In summary, the comparison between the present method and the numerical simulation approach demonstrates that they produce similar results, indicating a high accuracy of the present method in identifying the tension-shear stress zone of the SS near the slope top. The depth of this stress zone is influenced by both the seismic force and the slope angle. The key findings of this study can be summarized as follows:
1) Increase in slope angle: When seismic force remains constant, an increase in the slope angle results in a corresponding increase in the depth of the tension-shear stress zone along the SS. This can be attributed to the fact that a higher slope angle leads to a greater tangent angle of the SS at the upper sliding point B. As a stress constraint is applied to point B, the tensile stress in that region intensifies. Consequently, the area of the tension-shear stress near the slope top expands, ultimately leading to an increase in the height of the tension-shear stress zone on the critical SS.
2) Increase in seismic force: When the slope angle remains constant, an escalation in the seismic force causes the depth of the tension-shear stress zone along the SS to rise. The horizontal seismic force affects the slope, enhancing the discernible trend of the sliding body from the sliding bed. This, in turn, results in an increase in tensile stress within the tensile zone and a decrease in compressive stress within the compressive zone. As a result, the height of the tension-shear stress zone on the critical SS increases.

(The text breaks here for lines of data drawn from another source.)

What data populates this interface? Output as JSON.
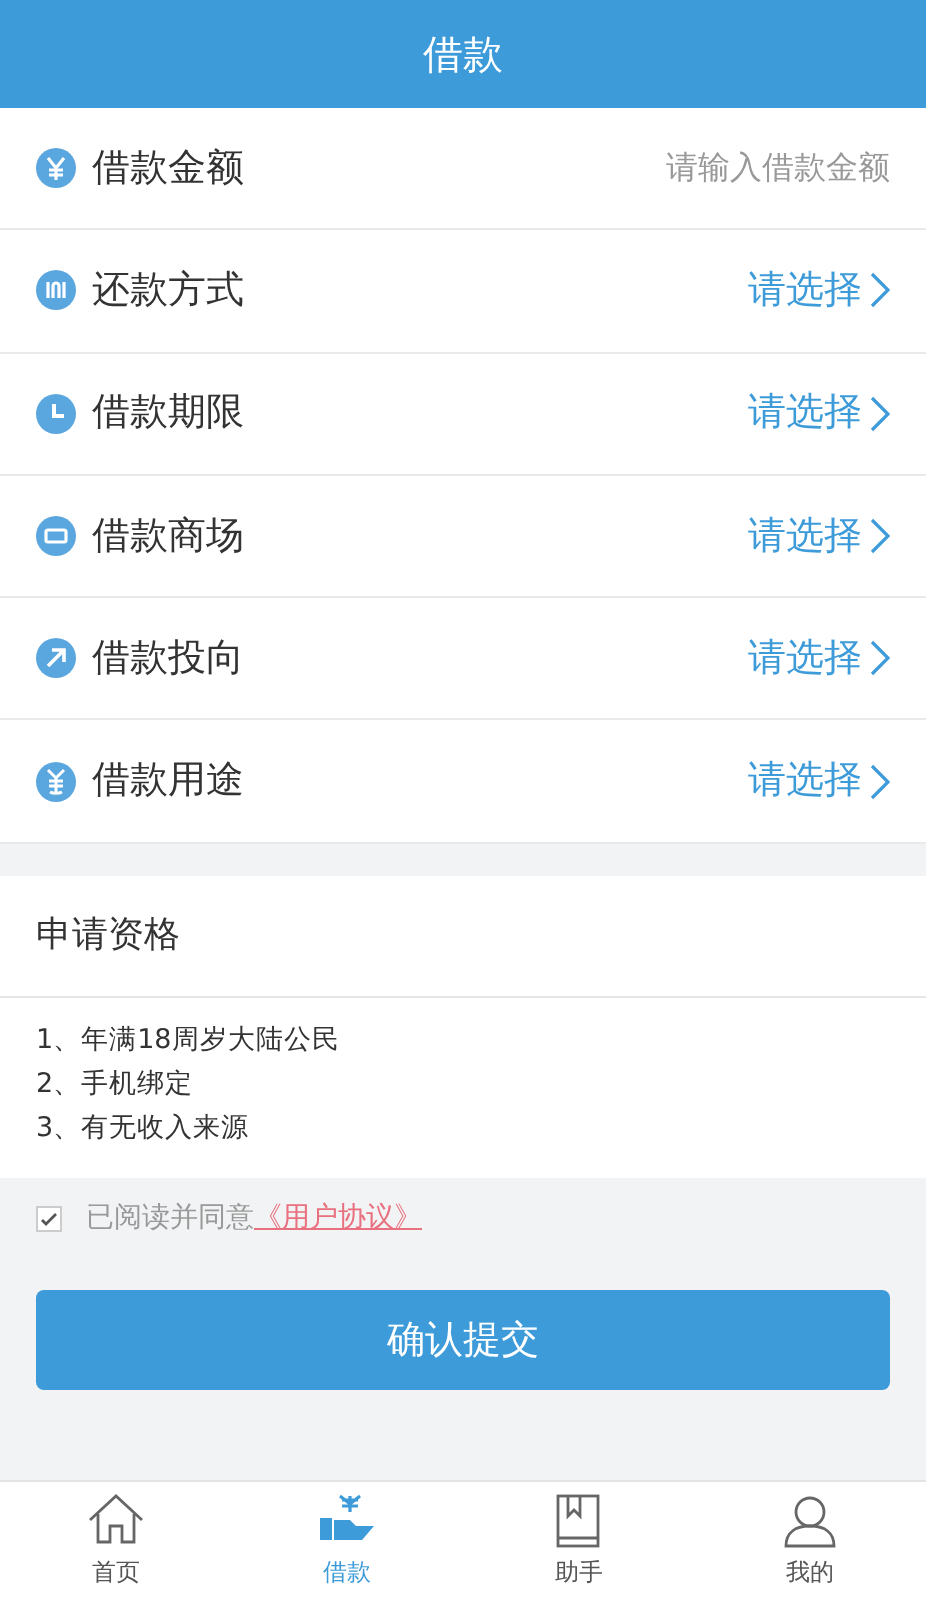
{
  "header": {
    "title": "借款"
  },
  "fields": [
    {
      "kind": "input",
      "label": "借款金额",
      "placeholder": "请输入借款金额"
    },
    {
      "kind": "select",
      "label": "还款方式",
      "value": "请选择"
    },
    {
      "kind": "select",
      "label": "借款期限",
      "value": "请选择"
    },
    {
      "kind": "select",
      "label": "借款商场",
      "value": "请选择"
    },
    {
      "kind": "select",
      "label": "借款投向",
      "value": "请选择"
    },
    {
      "kind": "select",
      "label": "借款用途",
      "value": "请选择"
    }
  ],
  "qualification": {
    "title": "申请资格",
    "items": [
      "1、年满18周岁大陆公民",
      "2、手机绑定",
      "3、有无收入来源"
    ]
  },
  "agreement": {
    "checked": true,
    "text": "已阅读并同意",
    "link": "《用户协议》"
  },
  "submit_button": "确认提交",
  "tabs": [
    {
      "label": "首页",
      "selected": false
    },
    {
      "label": "借款",
      "selected": true
    },
    {
      "label": "助手",
      "selected": false
    },
    {
      "label": "我的",
      "selected": false
    }
  ]
}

3.5 Verification of feasibility of simulating the concentration effect on the slip surface near the slope toe
Similarly, the analysis of stress functions on the SS described above demonstrates that when combined with stress constraint conditions at both ends of the SS, the stress functions effectively capture the concentration effect of compression-shear stress on the SS near the slope toe. To further investigate the applicability of the present method in the simulation of the concentration effect, the lower sliding point A of the SS is placed on the slope toe. The shear stress (τA) on the SS at point A is analyzed as the angle (β-αA) between the SS and the slope surface varies. These results are then compared with those obtained using numerical simulations. To ensure consistent shear stress direction and minimize differences caused by curvature variations along the SS, an approximate straight line SS is utilized. For this purpose, the radius (R) of the circular SS is set to a large value, such as R=10000 m.
In this specific example, the shape parameters of the homogeneous rock slope are as follows: slope height H=15 m and slope angle β=45°. The rock mass parameters are: γ=25 kN/m3, σc=5 MPa, GSI=60, mi=18, and D=0.7. The present method is employed to plot the shear stress (τA) on the SS at point A as the upper sliding point B of the approximate straight SS movers towards the slope vertex, with the horizontal distance (lB) decreasing from 150 m to 0 m. The curve of τA, with respect to the angle (β-αA) between the SS and the slope surface, is displayed in Figure 6. Additionally, a numerical model consistent with the theoretical slope is established using the numerical software FLAC3D, utilizing a refined mesh for accurate analysis. The stress components (σx, σy and τxy) of the elements at the slope toe are extracted, and the shear stress on corresponding approximate linear SS at point A is calculated. These results are also depicted in Figure 6.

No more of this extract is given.